Saturday, January 14, 2006

Health Care

Ezra Klein makes a good point about the politics of health care:
"And if HSA’s are to be the centerpiece of the Bush agenda, we already know who'll lose. HSA's are cost-shifting devices; they redistribute medical bills from employers to employees. And so here’s your lie: Bush is going to focus on health care in 2006 -- that much is true. But he’s only pretending to hear the concerns of voters. In fact, business is upset about health costs and Bush, true to form, is answering their call. The question, politically, is whether he can walk that tightrope. If the electorate ever understands that these programs are actually aimed at hastening exactly the trend they fear, the backlash will make Social Security privatization look like the very softest of setbacks. But if the media decides the policy issues are too complicated to explain, the storyline will be 'Bush addresses health care costs' and the electorate will simply assume he's addressing their expenses, not increasing them. We'll see."

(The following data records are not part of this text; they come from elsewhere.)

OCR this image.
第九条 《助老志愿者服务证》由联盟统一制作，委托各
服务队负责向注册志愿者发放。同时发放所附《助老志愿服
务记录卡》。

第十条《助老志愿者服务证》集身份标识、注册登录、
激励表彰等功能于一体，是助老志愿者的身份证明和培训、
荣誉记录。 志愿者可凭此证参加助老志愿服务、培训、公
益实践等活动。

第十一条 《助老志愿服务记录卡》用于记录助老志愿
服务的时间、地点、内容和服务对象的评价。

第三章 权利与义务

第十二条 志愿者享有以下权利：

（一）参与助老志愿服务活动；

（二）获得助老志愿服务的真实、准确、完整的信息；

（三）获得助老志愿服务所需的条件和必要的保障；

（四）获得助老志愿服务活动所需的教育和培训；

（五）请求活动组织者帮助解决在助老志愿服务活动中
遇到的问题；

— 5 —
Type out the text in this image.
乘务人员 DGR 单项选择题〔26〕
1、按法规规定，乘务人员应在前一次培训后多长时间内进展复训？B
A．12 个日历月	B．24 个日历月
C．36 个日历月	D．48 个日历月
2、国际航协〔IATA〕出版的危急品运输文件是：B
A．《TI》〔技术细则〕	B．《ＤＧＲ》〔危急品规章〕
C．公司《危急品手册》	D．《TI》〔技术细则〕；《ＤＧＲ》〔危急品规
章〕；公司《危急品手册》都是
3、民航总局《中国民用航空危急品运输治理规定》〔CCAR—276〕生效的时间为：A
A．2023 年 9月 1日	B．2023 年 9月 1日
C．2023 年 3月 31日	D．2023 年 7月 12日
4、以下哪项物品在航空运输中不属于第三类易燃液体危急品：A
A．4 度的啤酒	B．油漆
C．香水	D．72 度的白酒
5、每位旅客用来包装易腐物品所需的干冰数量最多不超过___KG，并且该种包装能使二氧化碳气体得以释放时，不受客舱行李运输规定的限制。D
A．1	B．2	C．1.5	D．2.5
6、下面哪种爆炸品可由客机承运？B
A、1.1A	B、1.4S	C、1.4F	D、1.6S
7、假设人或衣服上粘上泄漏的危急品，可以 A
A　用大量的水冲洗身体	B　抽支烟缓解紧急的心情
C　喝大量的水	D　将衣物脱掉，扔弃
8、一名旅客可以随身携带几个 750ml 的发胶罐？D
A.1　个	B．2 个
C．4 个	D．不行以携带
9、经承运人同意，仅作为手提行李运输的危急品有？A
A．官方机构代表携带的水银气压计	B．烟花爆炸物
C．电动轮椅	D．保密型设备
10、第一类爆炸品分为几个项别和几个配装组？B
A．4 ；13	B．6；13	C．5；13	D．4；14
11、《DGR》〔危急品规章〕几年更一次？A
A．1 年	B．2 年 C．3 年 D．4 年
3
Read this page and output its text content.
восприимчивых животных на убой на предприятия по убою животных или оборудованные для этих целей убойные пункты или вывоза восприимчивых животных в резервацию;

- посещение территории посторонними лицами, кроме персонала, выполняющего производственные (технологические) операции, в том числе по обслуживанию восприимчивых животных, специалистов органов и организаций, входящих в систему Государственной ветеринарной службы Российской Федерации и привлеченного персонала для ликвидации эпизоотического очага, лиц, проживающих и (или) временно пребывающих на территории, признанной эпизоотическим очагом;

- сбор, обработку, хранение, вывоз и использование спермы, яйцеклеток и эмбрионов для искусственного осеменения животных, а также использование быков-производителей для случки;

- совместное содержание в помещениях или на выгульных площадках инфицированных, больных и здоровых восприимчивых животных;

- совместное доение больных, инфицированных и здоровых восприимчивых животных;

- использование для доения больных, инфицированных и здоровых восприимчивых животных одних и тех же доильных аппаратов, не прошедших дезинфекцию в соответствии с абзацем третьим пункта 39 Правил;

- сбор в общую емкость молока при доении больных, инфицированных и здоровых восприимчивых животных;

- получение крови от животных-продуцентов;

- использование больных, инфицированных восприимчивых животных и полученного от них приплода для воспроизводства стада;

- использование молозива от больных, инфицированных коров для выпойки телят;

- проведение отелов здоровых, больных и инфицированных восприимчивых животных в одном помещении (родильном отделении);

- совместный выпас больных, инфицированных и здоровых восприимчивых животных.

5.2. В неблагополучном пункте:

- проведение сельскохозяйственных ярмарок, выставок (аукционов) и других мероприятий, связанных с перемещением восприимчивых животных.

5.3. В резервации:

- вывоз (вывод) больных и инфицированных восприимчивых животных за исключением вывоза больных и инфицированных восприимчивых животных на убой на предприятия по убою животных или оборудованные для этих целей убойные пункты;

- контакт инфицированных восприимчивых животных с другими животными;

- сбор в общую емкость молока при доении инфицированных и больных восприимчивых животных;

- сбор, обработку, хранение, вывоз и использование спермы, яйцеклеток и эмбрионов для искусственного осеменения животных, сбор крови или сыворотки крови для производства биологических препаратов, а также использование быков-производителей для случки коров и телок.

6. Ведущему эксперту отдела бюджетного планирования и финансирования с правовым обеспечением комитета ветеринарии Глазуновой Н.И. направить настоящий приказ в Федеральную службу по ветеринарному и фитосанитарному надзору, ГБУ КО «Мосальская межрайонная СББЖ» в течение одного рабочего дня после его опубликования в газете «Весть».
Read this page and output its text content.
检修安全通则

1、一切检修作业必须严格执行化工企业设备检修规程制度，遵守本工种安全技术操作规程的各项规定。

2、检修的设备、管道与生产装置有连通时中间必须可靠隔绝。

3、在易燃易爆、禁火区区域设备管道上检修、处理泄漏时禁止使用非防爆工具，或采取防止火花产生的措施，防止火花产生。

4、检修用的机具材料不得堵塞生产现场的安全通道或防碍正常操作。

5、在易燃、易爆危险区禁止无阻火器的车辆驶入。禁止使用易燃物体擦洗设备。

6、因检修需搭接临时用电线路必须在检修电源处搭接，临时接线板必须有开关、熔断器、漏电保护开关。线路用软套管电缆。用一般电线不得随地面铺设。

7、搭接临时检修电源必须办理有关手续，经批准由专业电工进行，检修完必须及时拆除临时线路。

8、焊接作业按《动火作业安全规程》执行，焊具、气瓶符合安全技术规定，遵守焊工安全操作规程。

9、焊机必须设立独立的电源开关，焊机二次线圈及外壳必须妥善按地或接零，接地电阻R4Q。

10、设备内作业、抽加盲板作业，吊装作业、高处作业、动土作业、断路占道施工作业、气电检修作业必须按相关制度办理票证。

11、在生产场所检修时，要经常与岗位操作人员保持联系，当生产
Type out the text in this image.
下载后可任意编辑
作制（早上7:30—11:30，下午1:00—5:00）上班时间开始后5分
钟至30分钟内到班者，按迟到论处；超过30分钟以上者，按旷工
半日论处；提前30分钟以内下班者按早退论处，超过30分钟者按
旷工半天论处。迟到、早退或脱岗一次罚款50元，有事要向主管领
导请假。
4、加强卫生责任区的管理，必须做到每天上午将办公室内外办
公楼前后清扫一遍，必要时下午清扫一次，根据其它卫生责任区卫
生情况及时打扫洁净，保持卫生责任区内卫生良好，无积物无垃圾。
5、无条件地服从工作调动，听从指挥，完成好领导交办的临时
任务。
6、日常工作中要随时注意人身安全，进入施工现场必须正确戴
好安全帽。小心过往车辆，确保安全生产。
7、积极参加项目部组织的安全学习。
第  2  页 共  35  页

Health care is actually one of my most liberal issues. Normally I admire free markets and the straight business model, but the effeciency of the private sector is something that tends to occur in the aggregate. During periods of transformation such as the current health insurance woes, dislocations can become severe. I believe that in the modern world, health care, like education, is something we should guarantee to everyone, and only an activist government can do that.